Vietnam: Does the revenue for CIT calculation include VAT?

Vietnam: Does revenue for CIT calculation include VAT?

According to Article 8 of the Law on Corporate income tax 2008, revenue is defined as the total amount earned from sales, processing, service provision, subsidies, surcharges, and additional charges that enterprises are entitled to receive.

Revenue is calculated in Vietnamese dong; in cases where revenue is in foreign currency, it must be converted to Vietnamese dong using the average exchange rate in the interbank foreign exchange market as announced by the State Bank of Vietnam at the time the foreign currency revenue arises.

Additionally, based on Clause 1, Article 8 of Decree 218/2013/ND-CP, it is stipulated as follows:

Revenue

Revenue for calculating taxable income is specified in Article 8 of the Corporate Income Tax Law.

1. The revenue for calculating taxable income includes all receipts from sales, processing, service provision, including subsidies, surcharges, and additional charges that enterprises are entitled to receive, regardless of whether the money has been collected or not.

For enterprises declaring and paying VAT using the tax credit method, the revenue for CIT calculation is the revenue excluding VAT. For enterprises declaring and paying VAT using the direct method on added value, the revenue for CIT calculation includes VAT.

2. The point in time for determining the revenue to calculate taxable income for goods sold is the time of transferring ownership or use rights of the goods to the buyer.

The point in time for determining the revenue to calculate taxable income for services is the time of completion of the service provision to the buyer or the time of issuing the service provision invoice.

3. The revenue for calculating taxable income for certain cases is specifically regulated as follows:

a) For goods sold on deferred payment, the revenue is determined according to the one-time payment selling price, excluding installment or deferred interest;

b) For goods and services used for exchange or internal consumption (excluding goods and services used for continuous business production of the enterprise), it is determined according to the sale price of similar or equivalent products, goods, or services at the time of exchange, internal consumption;

...

The revenue for calculating taxable income is the total money from sales, processing, and service provision, including subsidies, surcharges, and additional charges that enterprises are entitled to, regardless of whether the money has been collected or not.

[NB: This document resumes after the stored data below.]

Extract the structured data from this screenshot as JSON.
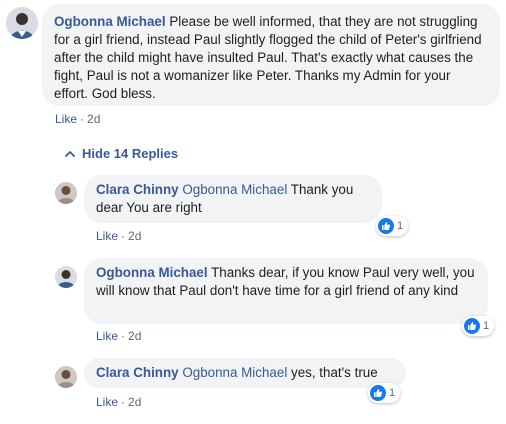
{
  "comment": {
    "author": "Ogbonna Michael",
    "text": " Please be well informed, that they are not struggling for a girl friend, instead Paul slightly flogged the child of Peter's girlfriend after the child might have insulted Paul. That's exactly what causes the fight, Paul is not a womanizer like Peter. Thanks my Admin for your effort. God bless.",
    "like_label": "Like",
    "time": "2d"
  },
  "replies_toggle": {
    "label": "Hide 14 Replies",
    "icon": "chevron-up-icon"
  },
  "replies": [
    {
      "author": "Clara Chinny",
      "mention": "Ogbonna Michael",
      "text": " Thank you dear You are right",
      "like_label": "Like",
      "time": "2d",
      "reaction_count": "1",
      "reaction_icon": "thumbs-up-icon"
    },
    {
      "author": "Ogbonna Michael",
      "mention": "",
      "text": " Thanks dear, if you know Paul very well, you will know that Paul don't have time for a girl friend of any kind",
      "like_label": "Like",
      "time": "2d",
      "reaction_count": "1",
      "reaction_icon": "thumbs-up-icon"
    },
    {
      "author": "Clara Chinny",
      "mention": "Ogbonna Michael",
      "text": " yes, that's true",
      "like_label": "Like",
      "time": "2d",
      "reaction_count": "1",
      "reaction_icon": "thumbs-up-icon"
    }
  ],
  "colors": {
    "link": "#385898",
    "bubble": "#f2f3f5",
    "meta": "#606770",
    "like_badge": "#1877f2"
  }
}
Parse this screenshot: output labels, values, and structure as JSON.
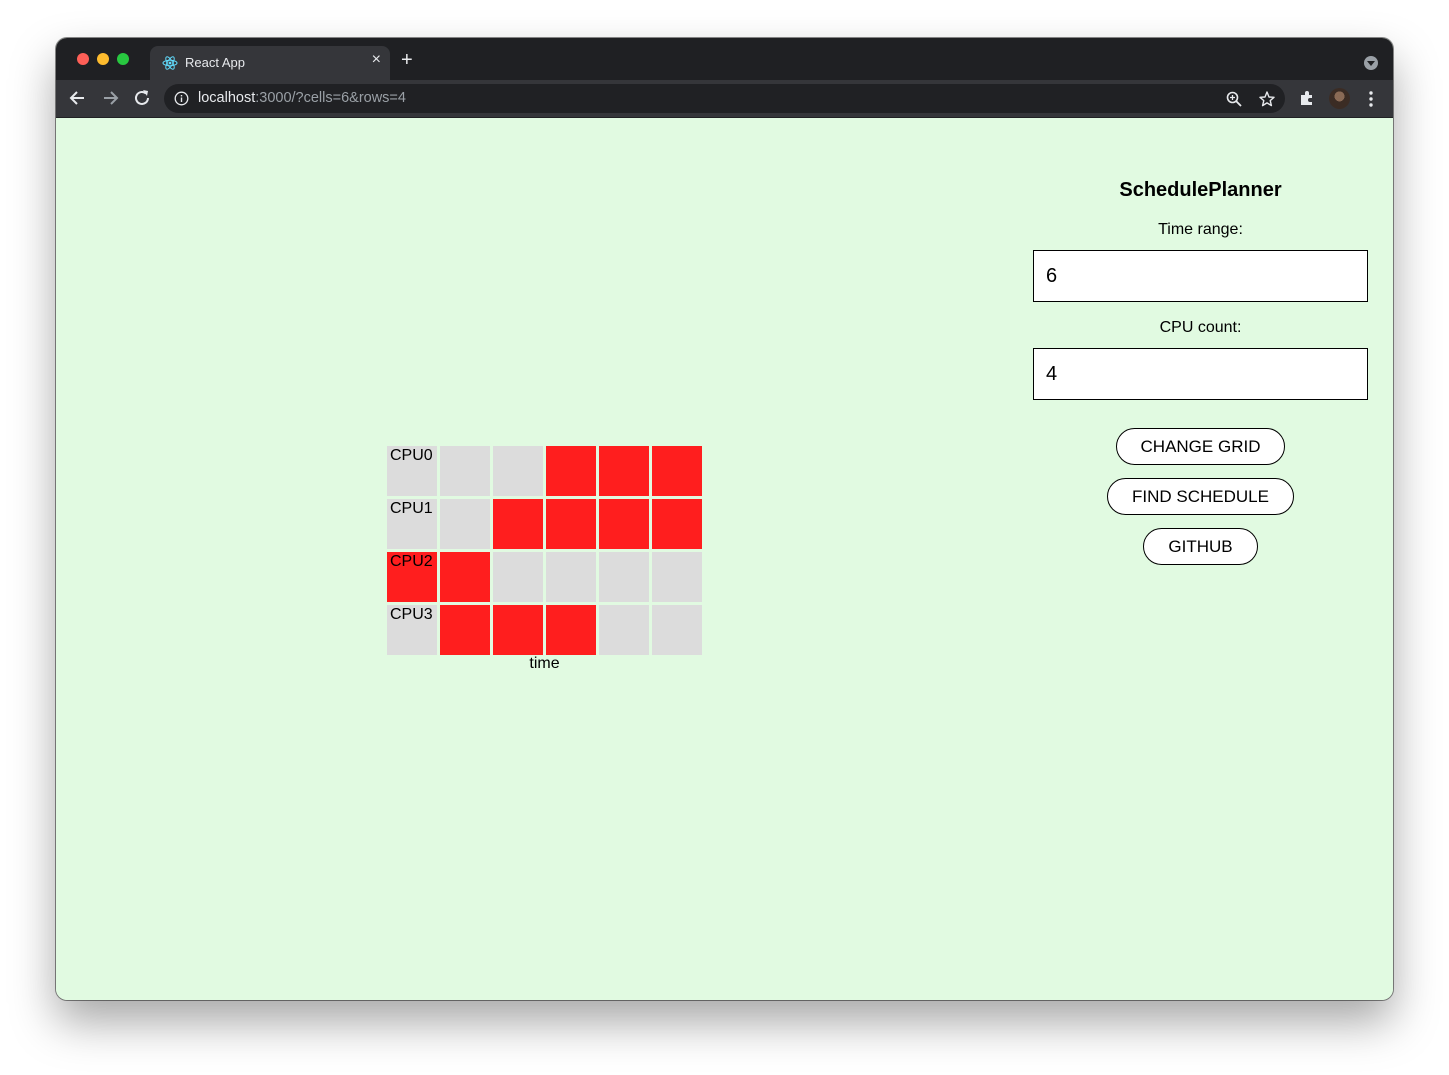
{
  "browser": {
    "tab_title": "React App",
    "url_host": "localhost",
    "url_rest": ":3000/?cells=6&rows=4",
    "new_tab_label": "+",
    "close_tab_label": "×"
  },
  "grid": {
    "rows": [
      {
        "label": "CPU0",
        "label_active": false,
        "cells": [
          false,
          false,
          true,
          true,
          true
        ]
      },
      {
        "label": "CPU1",
        "label_active": false,
        "cells": [
          false,
          true,
          true,
          true,
          true
        ]
      },
      {
        "label": "CPU2",
        "label_active": true,
        "cells": [
          true,
          false,
          false,
          false,
          false
        ]
      },
      {
        "label": "CPU3",
        "label_active": false,
        "cells": [
          true,
          true,
          true,
          false,
          false
        ]
      }
    ],
    "axis_label": "time",
    "active_color": "#ff1e1e",
    "inactive_color": "#dcdcdc"
  },
  "panel": {
    "title": "SchedulePlanner",
    "time_range_label": "Time range:",
    "time_range_value": "6",
    "cpu_count_label": "CPU count:",
    "cpu_count_value": "4",
    "change_grid_label": "CHANGE GRID",
    "find_schedule_label": "FIND SCHEDULE",
    "github_label": "GITHUB"
  },
  "colors": {
    "page_background": "#e1fae1"
  }
}
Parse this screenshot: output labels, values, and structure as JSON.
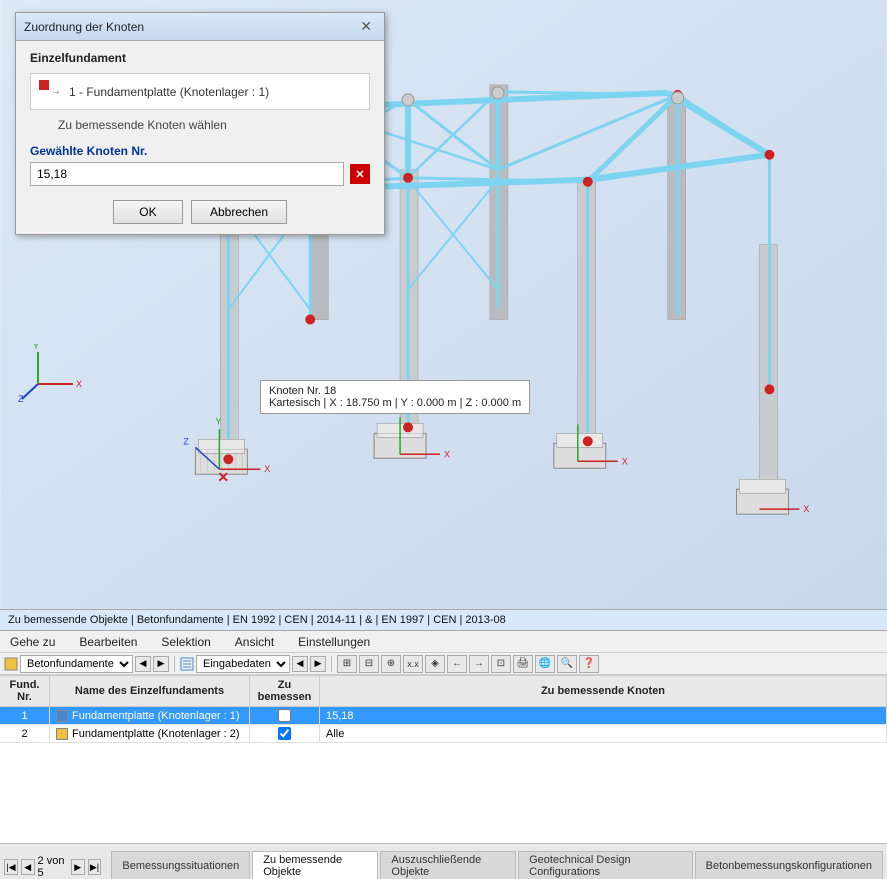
{
  "dialog": {
    "title": "Zuordnung der Knoten",
    "section_label": "Einzelfundament",
    "item_text": "1 - Fundamentplatte (Knotenlager : 1)",
    "instruction": "Zu bemessende Knoten wählen",
    "input_label": "Gewählte Knoten Nr.",
    "input_value": "15,18",
    "ok_label": "OK",
    "cancel_label": "Abbrechen"
  },
  "viewport": {
    "tooltip": {
      "line1": "Knoten Nr. 18",
      "line2": "Kartesisch | X : 18.750 m | Y : 0.000 m | Z : 0.000 m"
    }
  },
  "status_bar": {
    "text": "Zu bemessende Objekte | Betonfundamente | EN 1992 | CEN | 2014-11 | & | EN 1997 | CEN | 2013-08"
  },
  "menubar": {
    "items": [
      "Gehe zu",
      "Bearbeiten",
      "Selektion",
      "Ansicht",
      "Einstellungen"
    ]
  },
  "toolbar": {
    "module_label": "Betonfundamente",
    "view_label": "Eingabedaten"
  },
  "table": {
    "headers": {
      "col1_line1": "Fund.",
      "col1_line2": "Nr.",
      "col2": "Name des Einzelfundaments",
      "col3": "Zu bemessen",
      "col4": "Zu bemessende Knoten"
    },
    "rows": [
      {
        "nr": "1",
        "name": "Fundamentplatte (Knotenlager : 1)",
        "zu_bemessen": false,
        "knoten": "15,18",
        "highlighted": true,
        "icon_color": "blue"
      },
      {
        "nr": "2",
        "name": "Fundamentplatte (Knotenlager : 2)",
        "zu_bemessen": true,
        "knoten": "Alle",
        "highlighted": false,
        "icon_color": "yellow"
      }
    ]
  },
  "bottom_tabs": {
    "tabs": [
      {
        "label": "Bemessungssituationen",
        "active": false
      },
      {
        "label": "Zu bemessende Objekte",
        "active": true
      },
      {
        "label": "Auszuschließende Objekte",
        "active": false
      },
      {
        "label": "Geotechnical Design Configurations",
        "active": false
      },
      {
        "label": "Betonbemessungskonfigurationen",
        "active": false
      }
    ],
    "page_info": "2 von 5"
  }
}
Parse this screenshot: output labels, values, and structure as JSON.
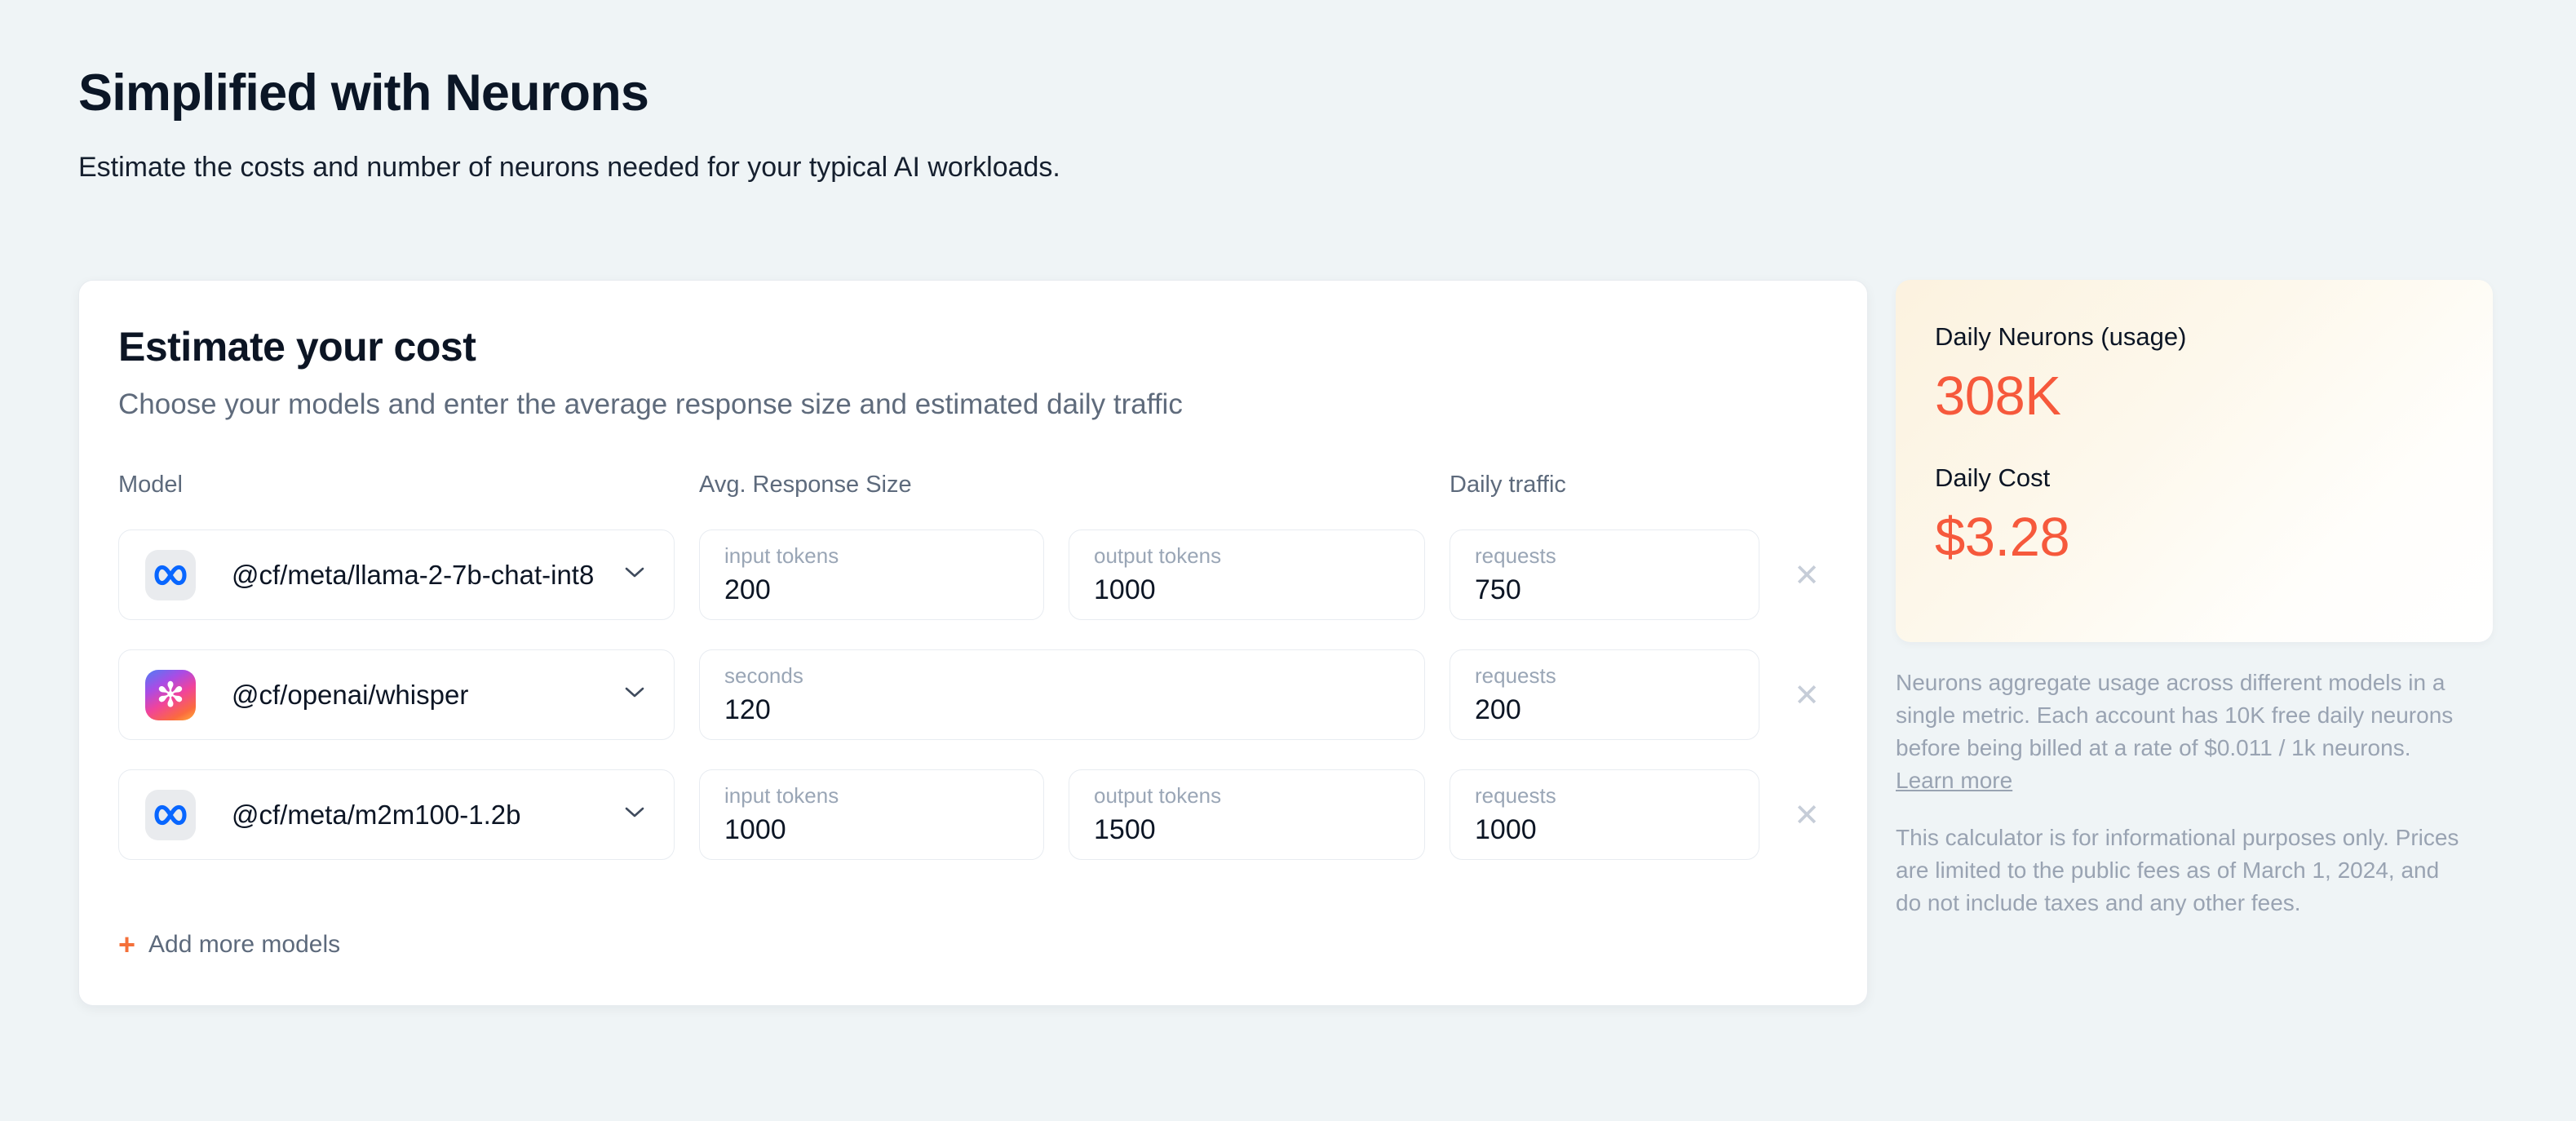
{
  "page": {
    "title": "Simplified with Neurons",
    "subtitle": "Estimate the costs and number of neurons needed for your typical AI workloads."
  },
  "calculator": {
    "title": "Estimate your cost",
    "subtitle": "Choose your models and enter the average response size and estimated daily traffic",
    "columns": {
      "model": "Model",
      "avg_response": "Avg. Response Size",
      "daily_traffic": "Daily traffic"
    },
    "rows": [
      {
        "model": "@cf/meta/llama-2-7b-chat-int8",
        "provider": "meta",
        "fields": [
          {
            "label": "input tokens",
            "value": "200"
          },
          {
            "label": "output tokens",
            "value": "1000"
          }
        ],
        "traffic": {
          "label": "requests",
          "value": "750"
        }
      },
      {
        "model": "@cf/openai/whisper",
        "provider": "openai",
        "fields": [
          {
            "label": "seconds",
            "value": "120"
          }
        ],
        "traffic": {
          "label": "requests",
          "value": "200"
        }
      },
      {
        "model": "@cf/meta/m2m100-1.2b",
        "provider": "meta",
        "fields": [
          {
            "label": "input tokens",
            "value": "1000"
          },
          {
            "label": "output tokens",
            "value": "1500"
          }
        ],
        "traffic": {
          "label": "requests",
          "value": "1000"
        }
      }
    ],
    "add_more_label": "Add more models"
  },
  "summary": {
    "neurons_label": "Daily Neurons (usage)",
    "neurons_value": "308K",
    "cost_label": "Daily Cost",
    "cost_value": "$3.28",
    "note1_text": "Neurons aggregate usage across different models in a single metric. Each account has 10K free daily neurons before being billed at a rate of $0.011 / 1k neurons. ",
    "note1_link": "Learn more",
    "note2": "This calculator is for informational purposes only. Prices are limited to the public fees as of March 1, 2024, and do not include taxes and any other fees."
  },
  "icons": {
    "plus": "+",
    "remove": "✕",
    "openai_glyph": "✻"
  },
  "colors": {
    "accent_orange": "#f6593c",
    "plus_orange": "#f4703a",
    "meta_blue": "#0866ff",
    "page_background": "#eff4f6",
    "summary_cream": "#fcf2df"
  }
}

The determination of revenue for CIT calculation is based on the taxation method as follows:

- For enterprises declaring and paying VAT using the tax credit method: The revenue for CIT calculation is the revenue excluding VAT.

- For enterprises declaring and paying VAT using the direct method on added value: The revenue for CIT calculation includes VAT.

Does revenue for CIT calculation include VAT?

Vietnam: Does the revenue for CIT calculation include VAT? (Image from the Internet)

When is the time for determining revenue to calculate taxable income for CIT in Vietnam?

According to Clause 2, Article 5 of Circular 78/2014/TT-BTC (as amended and supplemented by Article 3 of Circular 96/2015/TT-BTC), the point in time for determining revenue to calculate taxable income is determined as follows:

- For the sale of goods, it is the time of transferring ownership or use rights of the goods to the buyer.

- For service provision activities, it is the time of completion of the service provision or the completion of each part of the service provision to the buyer, except in cases specified in Clause 3, Article 5 of Circular 78/2014/TT-BTC, Clause 1, Article 6 of Circular 119/2014/TT-BTC.

- For air transportation activities, it is the time of completion of the transport service provision to the buyer.

- Other cases according to legal provisions

Is the CIT calculation period determined only by the calendar year or the fiscal year in Vietnam?

Pursuant to regulations in Article 5 of the Law on Corporate income tax 2008, it is stipulated as follows:

Tax Calculation Period

1. The corporate income tax period is determined according to the calendar year or the fiscal year, except in cases specified in Clause 2 of this Article.

2. The corporate income tax period based on each income occurrence applies to foreign enterprises specified at Points c and d, Clause 2, Article 2 of this Law.

Besides being determined by the calendar year or fiscal year, the CIT calculation period can also be determined by each income occurrence if it is a foreign enterprise specified at Points c and d, Clause 2, Article 2 of the Law on Corporate income tax 2008. Specifically:

The CIT calculation period for each income occurrence applies to the following foreign enterprises:

- Foreign enterprises with a permanent establishment in Vietnam paying tax on taxable income arising in Vietnam where the income is not related to the activities of the permanent establishment.

- Foreign enterprises without a permanent establishment in Vietnam paying tax on taxable income arising in Vietnam.